Christaller (model of)
Model elaborated by the German geographer Walter Christaller in 1933, derived from the central places theory which gives account of the size, spacing and number of cities. The model describes the hierarchical organisation of a network of cities according to the level of services they provide, and their regular spatial disposition on the vertices of equilateral triangles or at the centre of hexagons.
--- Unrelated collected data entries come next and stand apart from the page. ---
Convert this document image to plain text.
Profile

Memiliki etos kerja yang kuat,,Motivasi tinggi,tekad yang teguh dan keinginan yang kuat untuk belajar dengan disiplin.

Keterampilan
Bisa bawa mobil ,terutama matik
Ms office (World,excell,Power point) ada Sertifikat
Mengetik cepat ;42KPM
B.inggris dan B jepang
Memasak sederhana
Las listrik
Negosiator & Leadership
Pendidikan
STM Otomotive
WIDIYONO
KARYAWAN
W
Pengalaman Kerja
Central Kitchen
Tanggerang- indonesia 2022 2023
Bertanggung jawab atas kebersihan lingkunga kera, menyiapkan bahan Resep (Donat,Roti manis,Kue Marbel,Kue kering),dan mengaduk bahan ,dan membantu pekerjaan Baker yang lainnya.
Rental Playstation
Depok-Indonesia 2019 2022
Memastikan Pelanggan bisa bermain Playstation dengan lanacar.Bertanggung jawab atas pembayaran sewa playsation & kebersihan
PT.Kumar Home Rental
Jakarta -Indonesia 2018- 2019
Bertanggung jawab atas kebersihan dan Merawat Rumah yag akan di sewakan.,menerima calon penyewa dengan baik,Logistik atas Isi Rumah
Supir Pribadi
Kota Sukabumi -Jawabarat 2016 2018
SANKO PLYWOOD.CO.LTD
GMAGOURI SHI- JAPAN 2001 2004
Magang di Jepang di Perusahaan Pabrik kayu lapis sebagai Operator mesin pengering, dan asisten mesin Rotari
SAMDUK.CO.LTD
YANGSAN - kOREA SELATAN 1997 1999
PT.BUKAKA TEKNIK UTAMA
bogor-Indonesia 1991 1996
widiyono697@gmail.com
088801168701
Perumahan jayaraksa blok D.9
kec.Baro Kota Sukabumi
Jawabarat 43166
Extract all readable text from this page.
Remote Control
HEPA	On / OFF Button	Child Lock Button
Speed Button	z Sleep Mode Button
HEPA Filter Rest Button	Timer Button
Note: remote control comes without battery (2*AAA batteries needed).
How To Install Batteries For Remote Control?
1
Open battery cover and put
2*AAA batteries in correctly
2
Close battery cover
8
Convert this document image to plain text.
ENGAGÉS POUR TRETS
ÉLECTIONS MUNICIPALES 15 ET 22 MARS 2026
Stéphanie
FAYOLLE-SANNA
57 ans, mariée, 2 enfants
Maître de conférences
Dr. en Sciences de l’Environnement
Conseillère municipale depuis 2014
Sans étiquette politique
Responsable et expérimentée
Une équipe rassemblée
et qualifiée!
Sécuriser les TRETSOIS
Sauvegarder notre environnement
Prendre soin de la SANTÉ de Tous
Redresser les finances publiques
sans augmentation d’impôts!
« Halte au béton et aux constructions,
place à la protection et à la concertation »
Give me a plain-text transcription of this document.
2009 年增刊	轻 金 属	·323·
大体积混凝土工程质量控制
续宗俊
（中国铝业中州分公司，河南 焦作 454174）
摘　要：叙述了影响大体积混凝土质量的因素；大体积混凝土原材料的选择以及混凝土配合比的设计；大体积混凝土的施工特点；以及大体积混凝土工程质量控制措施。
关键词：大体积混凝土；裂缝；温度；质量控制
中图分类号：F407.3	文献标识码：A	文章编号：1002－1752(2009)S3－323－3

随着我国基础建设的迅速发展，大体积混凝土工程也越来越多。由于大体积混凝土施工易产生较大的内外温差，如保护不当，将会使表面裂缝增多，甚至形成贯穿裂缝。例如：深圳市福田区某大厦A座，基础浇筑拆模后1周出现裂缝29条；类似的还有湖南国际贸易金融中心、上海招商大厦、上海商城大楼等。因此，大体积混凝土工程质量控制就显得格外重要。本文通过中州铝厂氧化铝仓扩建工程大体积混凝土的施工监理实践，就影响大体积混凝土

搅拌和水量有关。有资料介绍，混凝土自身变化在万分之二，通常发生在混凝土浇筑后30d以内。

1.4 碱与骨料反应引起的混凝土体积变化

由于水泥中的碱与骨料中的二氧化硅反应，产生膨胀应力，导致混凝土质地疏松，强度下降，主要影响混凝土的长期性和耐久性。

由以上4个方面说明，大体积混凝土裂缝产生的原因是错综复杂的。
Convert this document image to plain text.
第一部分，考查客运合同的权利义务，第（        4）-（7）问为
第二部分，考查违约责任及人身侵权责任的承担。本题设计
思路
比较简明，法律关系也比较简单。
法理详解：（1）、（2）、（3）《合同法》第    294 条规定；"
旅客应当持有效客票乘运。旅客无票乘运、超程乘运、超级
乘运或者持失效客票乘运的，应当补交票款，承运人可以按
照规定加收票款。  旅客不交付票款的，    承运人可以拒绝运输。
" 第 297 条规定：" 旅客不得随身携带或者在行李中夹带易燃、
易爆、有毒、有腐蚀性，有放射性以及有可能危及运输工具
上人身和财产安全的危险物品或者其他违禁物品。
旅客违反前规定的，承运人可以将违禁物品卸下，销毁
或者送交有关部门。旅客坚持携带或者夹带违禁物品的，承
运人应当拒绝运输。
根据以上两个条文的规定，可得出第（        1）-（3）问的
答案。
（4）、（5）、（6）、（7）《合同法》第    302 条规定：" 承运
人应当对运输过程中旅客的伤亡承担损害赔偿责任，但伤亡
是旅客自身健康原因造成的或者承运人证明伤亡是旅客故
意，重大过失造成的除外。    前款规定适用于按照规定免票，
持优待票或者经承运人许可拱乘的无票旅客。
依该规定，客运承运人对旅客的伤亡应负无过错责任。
An undifferentiated geographical space is imagined, a homogeneous plain, where density of population is uniform, where all inhabitants have the same revenue to spend and where goods are offered at identical prices, to which only distance costs are added, depending only on distance to the centre. One also assumes a rational behaviour of individuals, who try to obtain goods and services at the lowest cost and thus shop in the closest centre. The disposition of central places which allows to serve the whole population while covering the whole space (“pavage” (paving) of the territory) depends then on which standpoint is favoured:
• market principle: if the aim is to maximise the number of central places (better serving of population) while ensuring equitable sharing of customers among centres, cities of a same hierarchical level are disposed on the vertices of equilateral triangles. The limit of influence of each one goes through the middle of each edge of the triangle, which draws around each city an hexagonal area of influence. Each centre of lower level is shared between the influences of three upper level centres. The area of the zone served by a centre is three times larger than that which is served by a centre of the immediate lower level (ratio k=3);
• transport principle: if the previous configuration of cities is distorted so as to place several ones on a same transport axis, in order to reduce the cost of traffic infrastructure, this gives a hierarchy where the size of the area of influence of an upper level centre is four times larger than that of a centre of immediate lower level (k=4);
• administrative principle: functions of political framing and of territorial management are not shared between competing centres, but are exerted inside districts with fixed limits and without overlap. Each city in the centre of a hexagonal district controls six centres of lower level, and the surface of its area of influence is seven times larger than that of a centre of lower level (k=7).